Неприятное чувство опять кольнуло Виктора. Он подумал, что теперь-то уж точно речь зайдет о смерти президента "Русской нефти", но и в этот раз обошлось.
- Признайтесь, что вы тоже не раз смешивали моих коллег с грязью, - не отставал директор.
- Я только собираюсь это сделать после вашего съезда, - отшутился Виктор.
- Вот, смотрите, в этом вся наша пресса! - победно заключил директор, в очередной раз передвигая свои массивные очки на переносицу. - Ни одного ответа в простоте. Любой журналист, только-только оторвавший свой зад от скамьи на факультете журналистики, - речь, конечно, не о присутствующих, считает, что он умнее всех, учит нас, как надо проводить экономические реформы. И этот юношеский снобизм выдается в России за свободу слова! Вы согласны со мной? - опять обратился он к Виктору.

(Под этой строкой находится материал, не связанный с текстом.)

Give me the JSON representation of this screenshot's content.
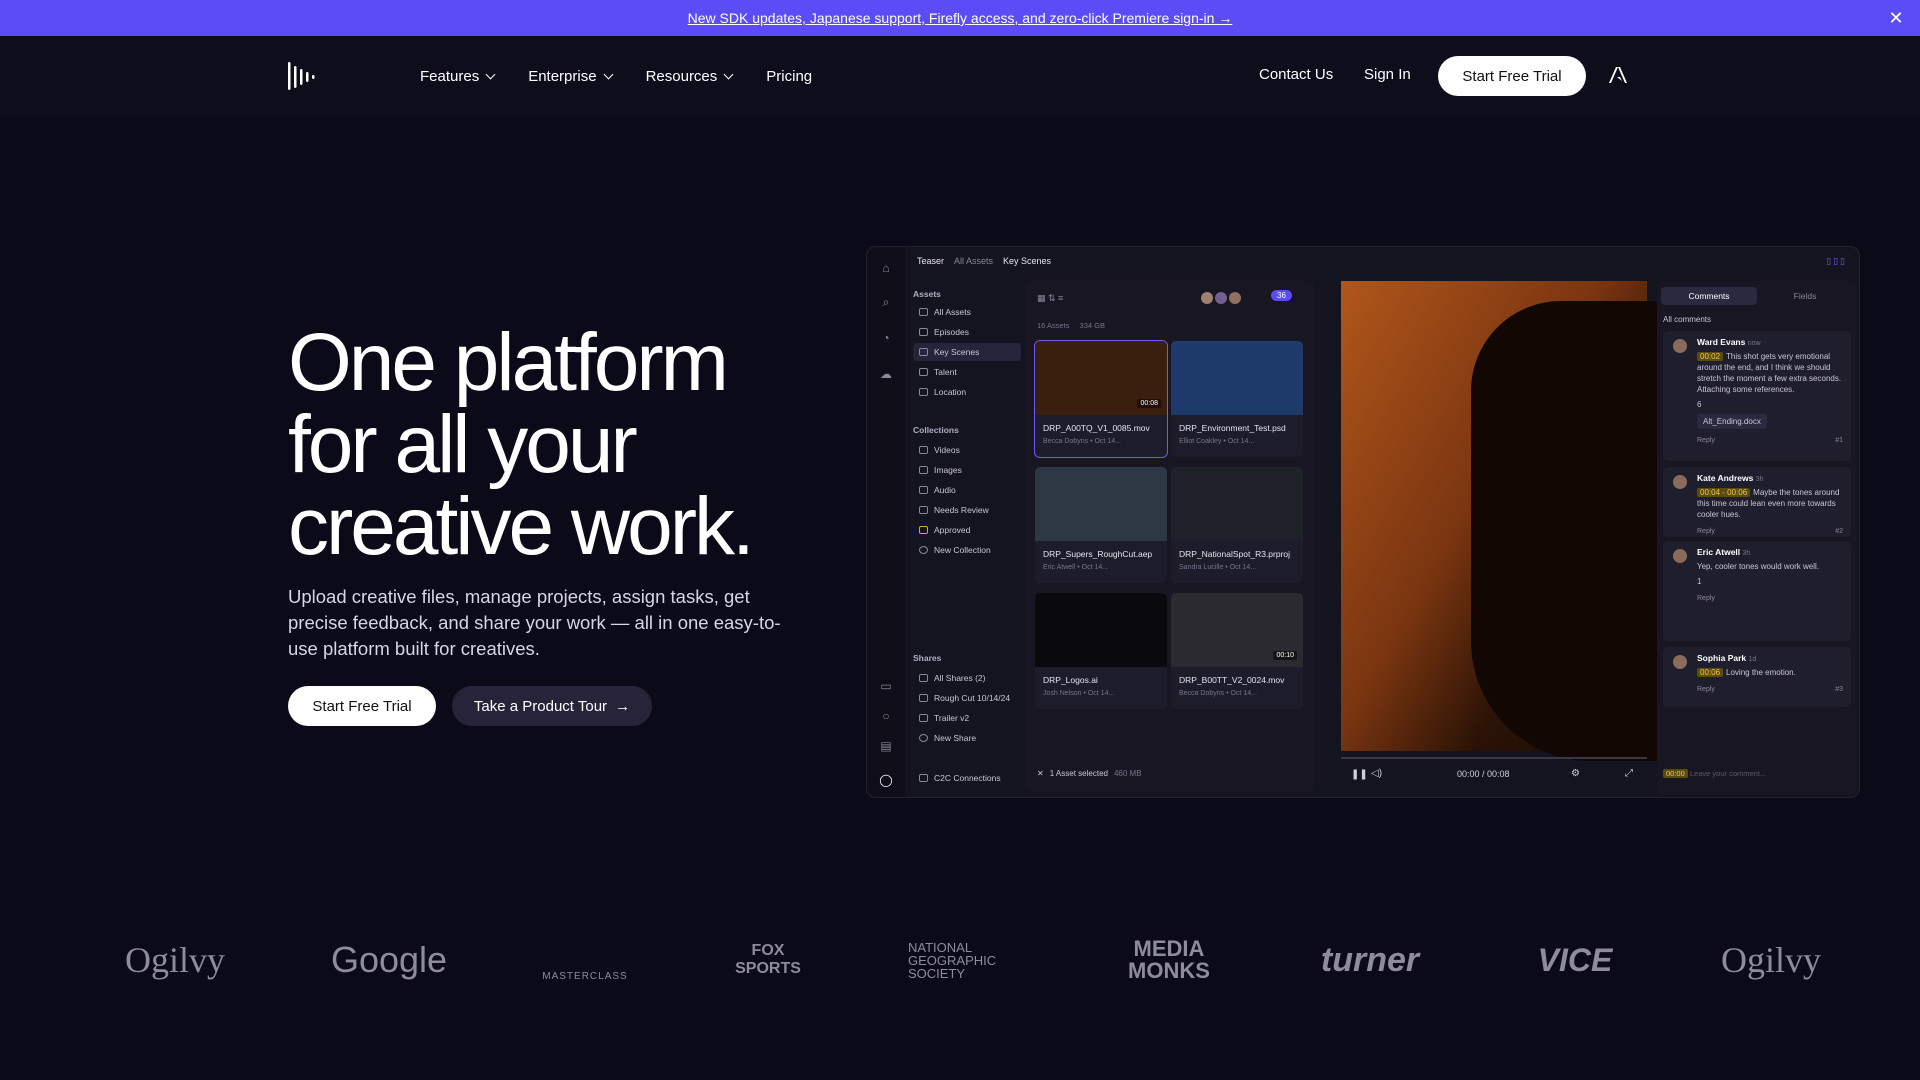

- Вы пытаетесь втянуть меня в спор, который не имеет логического разрешения.
- Никуда я вас не втягиваю. Просто ответьте: вот вы, лично, знаете, как делать реформы в России?
- Давайте остановимся на том, что у нас нет ни хороших директоров, ни хороших журналистов. Мы вполне стоим друг друга, - все еще не оставлял надежду на компромисс Ребров.
- Демагогия! - заключил его собеседник. - Вы пытаетесь меня запутать.
- Нет, это я сказал, что наш спор не имеет логического разрешения. Единственное, в чем я с вами полностью согласен, так лишь в том, что главная проблема нашей страны - это российский снобизм. Причем я имею в виду не только журналистов. Все мы кичимся какой-то никому не понятной русской душой, рассуждаем о таланте русского народа, а сами никак не можем научиться, простите, смывать за собой в общественном туалете.
- Напрасно вы так говорите, - встрепенулся молчавший до сих пор другой директор. - Русский народ велик и талантлив.